The specific composition and behavioral traits of the powder used in AM is highly influential on printer set-up and resulting part manufacturing quality. Introducing a new powder into an AM process means that the set-up of the printing device needs to be configured to handle this new material effectively. Because of the variability of powder properties, flowability and susceptibility to environmental conditions, it is not straight-forward to make decisions as to how to reach the optimal configuration. At present, a common method to adjust printer set-up to account for the influence of a specific powder requires trial and error testing, or a reliance on know-how from previous work with the same printer and powder combinations. This takes time and extends the overall part production cycle.

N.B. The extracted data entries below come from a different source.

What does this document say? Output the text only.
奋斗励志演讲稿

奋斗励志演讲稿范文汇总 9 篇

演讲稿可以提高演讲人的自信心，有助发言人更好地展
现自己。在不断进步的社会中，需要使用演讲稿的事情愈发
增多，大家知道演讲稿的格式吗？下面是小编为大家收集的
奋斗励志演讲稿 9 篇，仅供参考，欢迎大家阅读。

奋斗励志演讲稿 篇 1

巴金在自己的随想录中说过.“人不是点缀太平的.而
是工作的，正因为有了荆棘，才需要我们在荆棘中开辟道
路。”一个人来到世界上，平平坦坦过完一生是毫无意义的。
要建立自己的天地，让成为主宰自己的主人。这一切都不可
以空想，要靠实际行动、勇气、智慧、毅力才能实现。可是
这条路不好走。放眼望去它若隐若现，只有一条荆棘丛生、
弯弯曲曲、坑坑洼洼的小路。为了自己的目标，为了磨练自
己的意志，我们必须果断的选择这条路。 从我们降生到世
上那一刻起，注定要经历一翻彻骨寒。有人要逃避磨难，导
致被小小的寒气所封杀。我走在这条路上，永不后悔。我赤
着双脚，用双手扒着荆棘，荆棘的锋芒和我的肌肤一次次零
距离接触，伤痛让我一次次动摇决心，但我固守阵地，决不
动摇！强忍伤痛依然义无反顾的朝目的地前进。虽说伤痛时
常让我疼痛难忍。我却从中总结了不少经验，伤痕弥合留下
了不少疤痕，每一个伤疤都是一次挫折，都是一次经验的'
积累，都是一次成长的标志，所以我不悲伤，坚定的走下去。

Discrete Element Modelling (DEM) is a simulation method for recreating bulk and granular material behaviors in a virtual environment. It is a method used in other powder-focused industries, such as pharmaceutical, to provide engineering insight into powder handling and processing operations. By using DEM simulation, engineers can test design and process concepts and extract meaningful information from virtual versions of their material and equipment to help in the decision-making process.

The same opportunities exist in AM, and such a simulation method offers engineers an alternative to physical trial and error testing when trying to understand how key stages in part production will perform. In this presentation we will discuss the application of DEM, using EDEM software, to the additive manufacturing print process. Examples will be given to demonstrate how DEM can be used to help engineers understand the performance of powder delivery systems, as well as gaining insight into metrics such as powder porosity variation during the powder-layering process.